Bilindiği gibi, daha sonraki dönemde ilk legal partiyi Kıvılcımcıların bir kolu olan TSİP kurmuş, ardından 1975 te ikinci TİP kurulmuş, daha sonra Aydınlıkçı akım, 1978’de TKİP’i kurmuştu.
Dünya sosyalist akım içindeki büyük çatışma ve bölünmenin (ÇKP-SBKP) bu tartışmaya etkisi ne oldu ?

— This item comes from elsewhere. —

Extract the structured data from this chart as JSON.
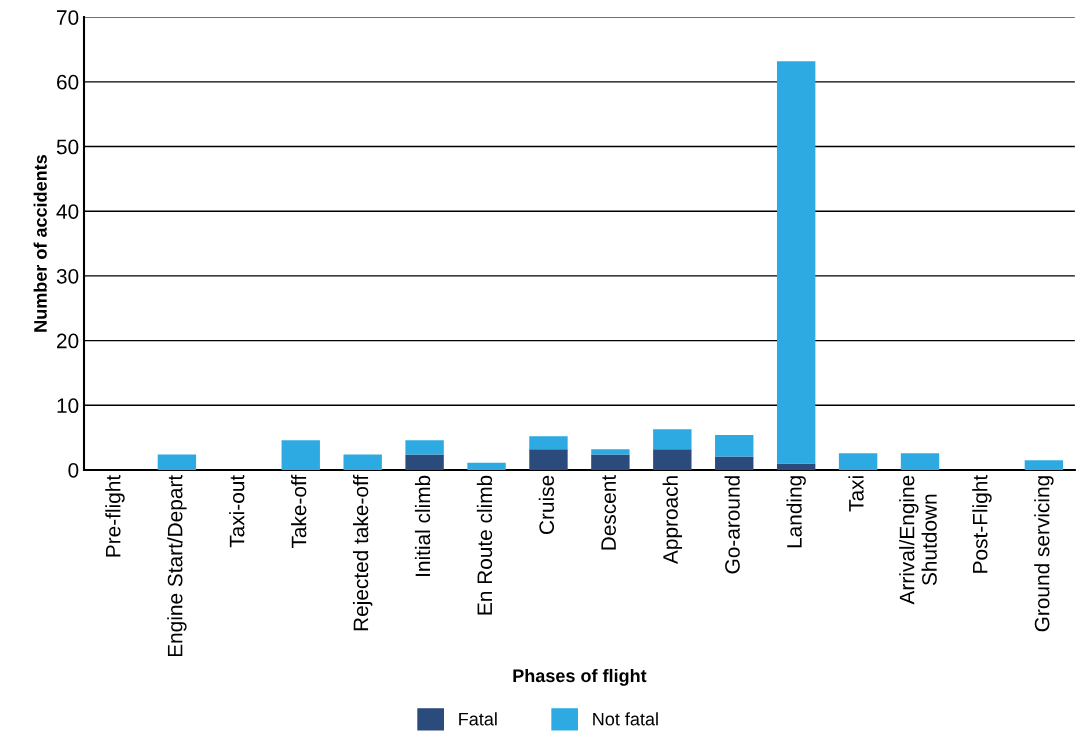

Her iki kutup da dünyanın her köşesinde olduğu gibi Türkiye’deki akımları da kendi yanına çekmeye çalışmıştı, fakat bu çatışma, söz konusu tartışmaya belirleyici bir etki yapmadı. Bununla birlikte Sovyetler Birliği Komünist Partisi’nin özellikle TKP, TSİP ve TİP üzerinde bazı açılardan olumsuz etkilerde bulunduğu söylenebilir, fakat yine de başarısızlıklarda asıl sorumluluğu Sovyet etkisine bağlayamayız.
Büyük çatışma ve bölünme (ÇKP-SBKP) daha sonraki dönemde MDD ciler arasındaki ayrışmalarda önemli oldu ve daha sonra da etkili olmaya devam etti. Büyük çatışma ve bölünme (ÇKP-SBKP) asıl büyük etkisini 1970li yılların sonları ve 80’li yıllarda gösterdi. ÇKP ciler, Sovyetçiler, Troçkistler, İki tarafa da karşı çıkanlar, Arnavutlukçular gibi bölünmeler ortaya çıktı. Aydınlıkçılar da 1978’den itibaren ÇKP konusunda bölündüler, genel olarak ÇKP’deki yeni çizgiye karşı çıktılar, eski hatalı “sol” ÇKP çizgisini savundular, ÇKP’nin Yugoslavya ve Doğu Avrupa ve Batı Avrupa komünistleri ile ilişkilerini düzeltme adımlarına karşı çıktılar.